Sara se dio cuenta de que se estaban preguntando si de verdad valdría el precio
que Vicente iba a pagar por ella. Él, en cambio, parecía no tener dudas.
—Estás espléndida, Sara –susurró en su dirección, cuando ella ocupó una silla
libre, a su lado–.
Digan lo que digan, los amantes jóvenes rejuvenecen mucho más a las mujeres
que a los hombres.
—Puede ser.
En ese momento, entró el notario. Mientras hablaba, y leía, y volvía a hablar, y
hacía circular documentos alrededor de la mesa para que los firmaran todos los
interesados, él siguió mirándola con el rabillo del ojo, la cabeza baja, la mano
derecha dibujando círculos y rayas en un papel en blanco, un nerviosismo poco
frecuente en él, el desconcierto que le inspiraba una mujer distinta a la que
esperaba encontrar.
—¿Y mi propuesta no la vas a considerar? –le preguntó después de firmar,
mientras le pasaba la escritura y el bolígrafo.
—Sí –contestó ella, entregándoselo todo al comprador siguiente con una sonrisa,
y sólo después le miró–. Ahora sí. Ahora ya puedo considerarla.
Habría preferido otra derrota, un reencuentro ácido o insípido, que su memoria le
sacara la lengua, que su conciencia la escupiera en la cara, que su piel se
desconociera en cada pliegue, en cada mancha, en cada arruga de otra piel que
había dejado de ser joven, pero fue una victoria, y fue peor.

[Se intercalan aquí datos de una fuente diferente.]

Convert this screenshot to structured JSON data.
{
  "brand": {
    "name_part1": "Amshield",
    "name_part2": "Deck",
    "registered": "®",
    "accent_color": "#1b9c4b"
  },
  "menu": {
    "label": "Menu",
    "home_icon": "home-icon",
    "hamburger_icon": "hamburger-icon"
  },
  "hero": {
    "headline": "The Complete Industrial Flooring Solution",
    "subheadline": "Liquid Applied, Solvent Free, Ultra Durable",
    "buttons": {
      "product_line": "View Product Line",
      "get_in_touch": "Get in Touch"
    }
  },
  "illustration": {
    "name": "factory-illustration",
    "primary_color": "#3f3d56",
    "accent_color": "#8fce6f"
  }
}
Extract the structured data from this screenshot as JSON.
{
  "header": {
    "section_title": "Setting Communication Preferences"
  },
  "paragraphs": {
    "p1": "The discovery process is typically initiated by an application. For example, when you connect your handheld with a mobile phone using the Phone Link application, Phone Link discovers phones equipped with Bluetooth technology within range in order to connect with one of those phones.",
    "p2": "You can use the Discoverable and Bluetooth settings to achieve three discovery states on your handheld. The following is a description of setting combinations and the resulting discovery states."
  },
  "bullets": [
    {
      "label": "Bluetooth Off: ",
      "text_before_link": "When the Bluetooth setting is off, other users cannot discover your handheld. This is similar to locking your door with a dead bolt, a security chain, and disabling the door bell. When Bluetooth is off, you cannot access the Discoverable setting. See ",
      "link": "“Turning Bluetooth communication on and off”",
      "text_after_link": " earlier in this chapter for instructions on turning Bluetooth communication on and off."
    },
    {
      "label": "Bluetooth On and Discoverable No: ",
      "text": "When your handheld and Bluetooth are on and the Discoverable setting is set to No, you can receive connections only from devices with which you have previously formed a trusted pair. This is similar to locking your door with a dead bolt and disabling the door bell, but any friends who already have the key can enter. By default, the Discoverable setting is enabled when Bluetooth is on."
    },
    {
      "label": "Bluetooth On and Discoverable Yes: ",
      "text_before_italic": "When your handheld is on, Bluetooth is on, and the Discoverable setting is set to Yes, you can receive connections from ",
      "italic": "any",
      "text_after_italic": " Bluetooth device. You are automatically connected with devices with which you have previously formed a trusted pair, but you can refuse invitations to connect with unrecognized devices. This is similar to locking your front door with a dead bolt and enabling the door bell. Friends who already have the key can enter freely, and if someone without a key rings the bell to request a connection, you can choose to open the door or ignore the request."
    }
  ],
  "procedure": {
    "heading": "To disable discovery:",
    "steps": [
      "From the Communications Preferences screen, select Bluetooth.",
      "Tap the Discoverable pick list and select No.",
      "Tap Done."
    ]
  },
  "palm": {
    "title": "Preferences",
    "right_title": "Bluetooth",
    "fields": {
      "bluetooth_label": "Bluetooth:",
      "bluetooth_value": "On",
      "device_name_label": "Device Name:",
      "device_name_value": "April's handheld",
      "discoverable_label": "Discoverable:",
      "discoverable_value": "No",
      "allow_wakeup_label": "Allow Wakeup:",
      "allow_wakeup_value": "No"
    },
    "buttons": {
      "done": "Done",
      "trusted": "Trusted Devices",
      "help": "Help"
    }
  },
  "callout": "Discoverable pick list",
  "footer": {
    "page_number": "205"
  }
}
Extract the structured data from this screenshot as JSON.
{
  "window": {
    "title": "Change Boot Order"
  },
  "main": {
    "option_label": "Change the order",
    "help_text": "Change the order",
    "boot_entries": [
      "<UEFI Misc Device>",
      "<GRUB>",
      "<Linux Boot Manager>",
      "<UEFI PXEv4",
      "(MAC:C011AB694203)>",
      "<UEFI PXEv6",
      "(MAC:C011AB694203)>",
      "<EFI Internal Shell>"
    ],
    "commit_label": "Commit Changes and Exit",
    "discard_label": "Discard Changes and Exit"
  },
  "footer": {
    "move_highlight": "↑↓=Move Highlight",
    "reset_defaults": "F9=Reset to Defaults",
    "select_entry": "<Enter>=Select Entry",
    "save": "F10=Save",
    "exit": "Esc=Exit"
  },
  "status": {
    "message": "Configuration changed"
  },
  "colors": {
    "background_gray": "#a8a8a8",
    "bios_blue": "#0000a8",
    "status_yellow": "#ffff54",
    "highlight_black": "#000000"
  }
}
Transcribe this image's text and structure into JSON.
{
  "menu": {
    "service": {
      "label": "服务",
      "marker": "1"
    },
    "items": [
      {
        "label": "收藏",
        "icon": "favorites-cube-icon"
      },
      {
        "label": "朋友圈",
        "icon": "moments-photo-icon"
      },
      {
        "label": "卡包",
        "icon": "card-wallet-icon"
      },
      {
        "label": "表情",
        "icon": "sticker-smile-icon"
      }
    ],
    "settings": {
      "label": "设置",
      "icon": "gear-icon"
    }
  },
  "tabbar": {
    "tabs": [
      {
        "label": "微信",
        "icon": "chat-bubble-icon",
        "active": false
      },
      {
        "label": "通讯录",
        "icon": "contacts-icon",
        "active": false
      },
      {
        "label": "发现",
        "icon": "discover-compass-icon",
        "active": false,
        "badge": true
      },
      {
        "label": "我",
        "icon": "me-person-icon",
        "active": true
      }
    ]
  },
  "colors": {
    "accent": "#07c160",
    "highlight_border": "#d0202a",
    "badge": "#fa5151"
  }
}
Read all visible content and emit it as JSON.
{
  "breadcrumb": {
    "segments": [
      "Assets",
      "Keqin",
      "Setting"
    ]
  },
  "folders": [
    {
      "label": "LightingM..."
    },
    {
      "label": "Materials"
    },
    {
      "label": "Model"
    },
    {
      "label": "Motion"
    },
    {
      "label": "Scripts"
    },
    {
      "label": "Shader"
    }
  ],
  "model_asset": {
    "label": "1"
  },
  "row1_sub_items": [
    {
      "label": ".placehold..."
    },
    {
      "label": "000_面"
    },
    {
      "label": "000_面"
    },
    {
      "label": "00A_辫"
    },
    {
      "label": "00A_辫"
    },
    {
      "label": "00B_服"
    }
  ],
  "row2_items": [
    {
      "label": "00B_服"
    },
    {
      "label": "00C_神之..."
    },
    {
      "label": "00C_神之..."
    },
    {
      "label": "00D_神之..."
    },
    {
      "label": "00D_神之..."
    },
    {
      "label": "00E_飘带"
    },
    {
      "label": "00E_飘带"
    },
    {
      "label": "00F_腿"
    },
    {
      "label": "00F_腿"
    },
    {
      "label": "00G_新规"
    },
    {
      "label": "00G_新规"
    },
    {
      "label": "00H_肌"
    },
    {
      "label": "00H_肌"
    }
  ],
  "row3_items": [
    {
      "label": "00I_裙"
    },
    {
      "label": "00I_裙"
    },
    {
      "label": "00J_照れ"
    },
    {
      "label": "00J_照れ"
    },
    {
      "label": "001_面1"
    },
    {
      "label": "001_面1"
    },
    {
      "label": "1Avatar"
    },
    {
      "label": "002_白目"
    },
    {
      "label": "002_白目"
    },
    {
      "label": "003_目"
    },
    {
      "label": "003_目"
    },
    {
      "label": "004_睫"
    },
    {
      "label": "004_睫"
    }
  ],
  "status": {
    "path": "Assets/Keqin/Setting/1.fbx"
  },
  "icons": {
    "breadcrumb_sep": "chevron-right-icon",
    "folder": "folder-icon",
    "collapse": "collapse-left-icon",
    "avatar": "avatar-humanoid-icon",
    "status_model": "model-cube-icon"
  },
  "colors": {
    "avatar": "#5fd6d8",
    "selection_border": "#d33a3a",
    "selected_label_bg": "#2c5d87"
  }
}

Ella no era una mujer
como las demás, y por eso aquel amante mayor la rejuveneció mucho más que
ningún otro.
Aquella tarde, como antes, como después, los brazos de Vicente fueron todos los
brazos, y el placer, idéntico al de aquellos tiempos en los que todavía tenía
esperanzas, y la desesperanza, tan sucia como entonces. Sólo el dolor cambió
para hacerse más ancho, más sordo, más constante, sin la afilada agudeza de las
heridas abiertas que se cierran y desaparecen. La herida no se abrió, pero siguió
latiendo desde los bordes de sus costuras mal cosidas. Ella habría preferido una
derrota, pero desde que lo apartó de su vida, hacía más de once años, no había
vuelto a desear a un hombre como lo deseó a él aquella tarde, no había vuelto a
recibir, ni a dar tanto, y sin embargo, la antigua certeza de que siempre había
querido tener un novio como aquél ya no bastaba.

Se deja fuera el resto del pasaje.